Le sommet a regroupé quelque 4500 délégués et invités, dont 32 chefs d’Etat et plus d’une centaine de ministres déjà réunis en travaux préliminaires. Représentant les pays membres de l’Union africaine, ils ont lancé symboliquement dans sa phase opérationnelle la ZLEC, marquant désormais un pas vers la paix et la prospérité en Afrique et devenant le plus grand espace commercial au monde.

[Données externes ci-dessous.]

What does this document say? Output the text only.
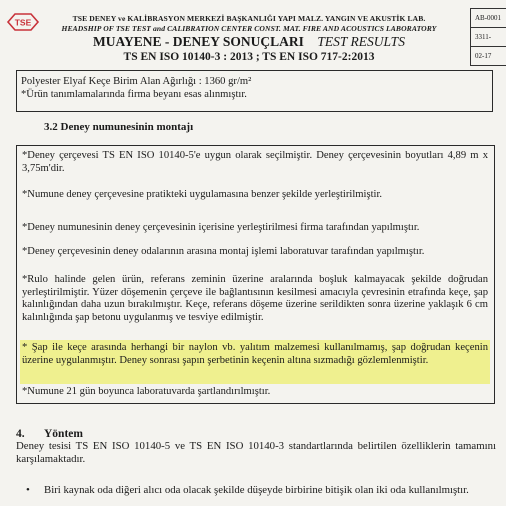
TSE	TSE DENEY ve KALİBRASYON MERKEZİ BAŞKANLIĞI YAPI MALZ. YANGIN VE AKUSTİK LAB.
HEADSHIP OF TSE TEST and CALIBRATION CENTER CONST. MAT. FIRE AND ACOUSTICS LABORATORY
MUAYENE - DENEY SONUÇLARI TEST RESULTS
TS EN ISO 10140-3 : 2013 ; TS EN ISO 717-2:2013
AB-0001
3311-
02-17

Polyester Elyaf Keçe Birim Alan Ağırlığı : 1360 gr/m²

*Ürün tanımlamalarında firma beyanı esas alınmıştır.

3.2 Deney numunesinin montajı

*Deney çerçevesi TS EN ISO 10140-5'e uygun olarak seçilmiştir. Deney çerçevesinin boyutları 4,89 m x 3,75m'dir.

*Numune deney çerçevesine pratikteki uygulamasına benzer şekilde yerleştirilmiştir.

*Deney numunesinin deney çerçevesinin içerisine yerleştirilmesi firma tarafından yapılmıştır.

*Deney çerçevesinin deney odalarının arasına montaj işlemi laboratuvar tarafından yapılmıştır.

*Rulo halinde gelen ürün, referans zeminin üzerine aralarında boşluk kalmayacak şekilde doğrudan yerleştirilmiştir. Yüzer döşemenin çerçeve ile bağlantısının kesilmesi amacıyla çevresinin etrafında keçe, şap kalınlığından daha uzun bırakılmıştır. Keçe, referans döşeme üzerine serildikten sonra üzerine yaklaşık 6 cm kalınlığında şap betonu uygulanmış ve tesviye edilmiştir.

* Şap ile keçe arasında herhangi bir naylon vb. yalıtım malzemesi kullanılmamış, şap doğrudan keçenin üzerine uygulanmıştır. Deney sonrası şapın şerbetinin keçenin altına sızmadığı gözlemlenmiştir.

*Numune 21 gün boyunca laboratuvarda şartlandırılmıştır.

4. Yöntem

Deney tesisi TS EN ISO 10140-5 ve TS EN ISO 10140-3 standartlarında belirtilen özelliklerin tamamını karşılamaktadır.

• Biri kaynak oda diğeri alıcı oda olacak şekilde düşeyde birbirine bitişik olan iki oda kullanılmıştır.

Son entrée en vigueur est l’événement le plus important dans la vie de l’organisation panafricaine depuis la création de l’Organisation de l’unité africaine (OUA) en 1963, sous les cendres de laquelle est née l’UA.

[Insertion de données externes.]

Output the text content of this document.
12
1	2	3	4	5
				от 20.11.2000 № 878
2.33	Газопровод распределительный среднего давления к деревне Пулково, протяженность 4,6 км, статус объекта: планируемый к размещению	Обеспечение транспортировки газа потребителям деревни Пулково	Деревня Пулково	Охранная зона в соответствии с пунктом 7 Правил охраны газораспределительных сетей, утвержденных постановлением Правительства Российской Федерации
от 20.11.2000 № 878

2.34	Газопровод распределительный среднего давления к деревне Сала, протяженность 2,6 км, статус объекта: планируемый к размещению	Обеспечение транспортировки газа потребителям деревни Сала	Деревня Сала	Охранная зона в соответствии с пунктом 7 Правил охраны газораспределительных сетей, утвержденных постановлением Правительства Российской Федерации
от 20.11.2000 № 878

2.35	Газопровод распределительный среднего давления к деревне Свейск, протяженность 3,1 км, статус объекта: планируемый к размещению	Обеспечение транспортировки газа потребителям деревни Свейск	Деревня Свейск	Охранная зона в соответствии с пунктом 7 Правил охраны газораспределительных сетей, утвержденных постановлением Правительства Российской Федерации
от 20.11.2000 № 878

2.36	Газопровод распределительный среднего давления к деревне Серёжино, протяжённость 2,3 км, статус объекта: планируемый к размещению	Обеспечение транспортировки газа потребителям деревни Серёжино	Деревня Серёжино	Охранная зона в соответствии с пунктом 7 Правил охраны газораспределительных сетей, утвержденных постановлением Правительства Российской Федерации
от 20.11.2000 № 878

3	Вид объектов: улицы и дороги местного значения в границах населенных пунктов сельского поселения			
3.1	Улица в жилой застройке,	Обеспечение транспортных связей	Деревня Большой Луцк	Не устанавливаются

Le Président nigérien Mahamadou Issoufou, hôte du sommet, est l’un de ses plus ardents promoteurs. C’est un espace qui obéit à cinq instruments opérationnels dont le système de paiement numérique, le portail de suivi et des règles d’origine. «Un vieux rêve se réalise. Les pères fondateurs doivent en être fiers», a lancé Moussa Faki Mahamat, Président de la Commission de l’Union africaine. Réticent jusque-là, le géant nigérian et son voisin le Bénin ont signé l’accord dimanche en ouverture du sommet, faisant ainsi leur intégration dans cette dynamique continentale. La Guinée équatoriale a de son côté paraphé le texte.
Désormais, 54 des 55 pays du continent vont constituer ce nouveau marché dont le siège se fixera à Accra, au Ghana. Seule l’Erythrée n’a pas signé l’accord mais a annoncé qu’elle était disposée à le faire. Une équipe d’experts de l’UA devra se rendre prochainement dans ce pays. Quant au plein aboutissement de la ZLEC, le Président égyptien Abdel Fattah al-Sissi, Président en exercice de l’UA, a reconnu que «le chemin est encore long».
La mise en œuvre progressive de la ZLEC, doit réunir 1,2 milliard de personnes. Les discussions achopperaient notamment sur le calendrier des réductions des droits de douane et la vitesse à laquelle on les fait baisser mais aussi sur la circulation de biens importés de l’étranger. C’est un marché qui devrait être actif à partir du premier juillet 2020.
Dans le processus de sa mise en œuvre, la ZLEC est appelée à booster avant tout la libéralisation du commerce qui doit s’aligner sur des réformes structurelles internes. Pour ce faire, aucun pays ne va tout libéraliser d’un coup, et le processus devrait s’étendre sur plusieurs années. Les pays les moins développés ont dix ans pour supprimer les droits de douane. Un groupe de six pays parmi les moins développés, dont le Niger et le Malawi, a obtenu le délai de 15 ans.
Pour l’UA, la ZLEC permettra d’augmenter de près de 60% d’ici à 2022 le commerce intra-africain et de donner un coup de fouet à l’ensemble de ses économies. C’est à Kigali, au Rwanda, en mars 2018, que les dirigeants d’Afrique avaient créé cette zone de libre-échange.